Performance Fee Outlook
Daniel Fannon – Jeffries: On the alternatives, just thinking about the performance fee outlook, obviously it’s very difficult to pinpoint or forecast, but can you give us a sense of how you think about performance fees, today versus maybe this time a year ago or as we think about kind of maybe even on the shorter term basis next quarter and obviously a big ramp potentially in the fourth quarter, but any guidance on how you are thinking about that outlook, it would be helpful.

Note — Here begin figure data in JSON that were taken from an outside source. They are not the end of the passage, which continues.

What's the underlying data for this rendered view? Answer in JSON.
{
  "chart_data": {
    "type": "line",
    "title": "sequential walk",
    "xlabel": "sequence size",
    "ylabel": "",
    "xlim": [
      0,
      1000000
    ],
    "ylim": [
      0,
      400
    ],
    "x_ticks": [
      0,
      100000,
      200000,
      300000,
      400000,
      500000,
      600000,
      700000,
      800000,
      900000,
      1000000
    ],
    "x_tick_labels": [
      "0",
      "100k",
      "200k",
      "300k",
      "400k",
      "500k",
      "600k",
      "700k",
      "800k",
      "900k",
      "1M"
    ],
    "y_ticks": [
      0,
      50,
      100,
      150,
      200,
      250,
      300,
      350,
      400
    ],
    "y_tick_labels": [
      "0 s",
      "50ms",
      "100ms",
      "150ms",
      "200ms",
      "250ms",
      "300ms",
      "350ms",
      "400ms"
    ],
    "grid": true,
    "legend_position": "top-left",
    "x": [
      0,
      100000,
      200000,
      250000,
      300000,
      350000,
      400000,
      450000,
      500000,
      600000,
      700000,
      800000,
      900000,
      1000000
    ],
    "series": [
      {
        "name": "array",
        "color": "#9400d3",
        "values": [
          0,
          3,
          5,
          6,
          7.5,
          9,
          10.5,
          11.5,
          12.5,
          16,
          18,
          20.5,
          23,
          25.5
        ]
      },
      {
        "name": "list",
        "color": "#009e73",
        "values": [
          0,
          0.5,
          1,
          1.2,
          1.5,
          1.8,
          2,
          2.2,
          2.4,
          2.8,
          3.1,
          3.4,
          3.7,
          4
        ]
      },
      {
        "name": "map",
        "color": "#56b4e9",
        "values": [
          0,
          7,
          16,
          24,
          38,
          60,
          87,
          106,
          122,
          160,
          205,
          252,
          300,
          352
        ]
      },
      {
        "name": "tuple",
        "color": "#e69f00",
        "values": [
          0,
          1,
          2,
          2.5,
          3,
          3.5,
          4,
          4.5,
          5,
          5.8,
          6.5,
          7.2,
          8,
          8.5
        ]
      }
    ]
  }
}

Ann Marie Petach – Senior MD and CFO: As I mentioned in my remarks, the volatility in the environment has made it difficult for me to pinpoint even my own internal forecast on performance fees, because we’ve seen, as I’ve been observing, where these – some of the biggest funds are relative to higher watermarks, I see the above high watermarks one week and the next week below them, and it’s so much a single point in time measurement that that’s what makes the forecasting hard. Rob had the luxury of talking over time and I fully agree the performance overtime is going to be strong. But I am – and I know the question you are asking is the performance on a single date, and that becomes challenged. Of course last year also was not our most robust year ever in performance fees, and year-to-date we’ve tracked broadly in line with last year. But that being said, this environment does make it challenged.
Laurence D. Fink – Chairman & CEO: But I would say, things like Obsidian that is now back to close to as high watermark is an opportunity now going forward, and we have other products that are doing quite well like FIGA and our three BAA, so I think because of the volatility it’s hard to track actually the amount of performance fees, but I would say, we are in a better position at this moment than we were last year in terms of where we are, in terms of high watermarks and other issues. So, it’s now up to the PM to perform, but we are in a pretty good position, but the volatility is pretty extraordinary.
Daniel Fannon – Jeffries: I guess on the expenses, Ann Marie, you mentioned that there was a 14% increase in marketing within the broader kind of G&A line. I guess, could you help us understand what kind of the dollar amount that is and may be as we think about expenses going forward, how much – where you are in that spending kind of marketing campaign, and think about maybe the ramp or is that a good run rate kind of thinking about the rest…?
Laurence D. Fink – Chairman & CEO: Let me just say one thing before Ann Marie discusses the specific. Obviously, all our spend is a reflection of what our commitment to everybody is related to our margins, not one expense is looked separately from a total view of where we are tracking in our margins. Our margins were up about 0.5%. I think, it’s depending obviously where beta – I can give you a much better degree of where our margins will be, but one should not just lock in a spend on anything hard because we are going to mitigate spend, as we think about margins, as we think about going into 2013, but that said, we are very committed in this brand campaign, it is a long-term strategy, and a major component of where we believe this firm needs to go. With that end, I can’t give you more of, I guess, the granularity of that.
Ann Marie Petach – Senior MD and CFO: So, just give you the specific, sequentially marketing expense was up little more than $20 million, I would say that would be a reasonable rate, which we could run but there will be some seasonality in our marketing. So, you’re not going to say, as Larry said, we’re going to spend it the way it makes sense. When everyone’s in vacation July and August, we’re not going to be running the same amount of ads, we’re going to spend less money and you’re going to see that come down in the fourth quarter, when people are ready to invest, you’re going to see it come up, so we’re going to spend. I think the important thing is we’re going to spend the money in a way we think we’re going to get a real return on it
Laurence D. Fink – Chairman & CEO: And versus the overall level of where the firm is.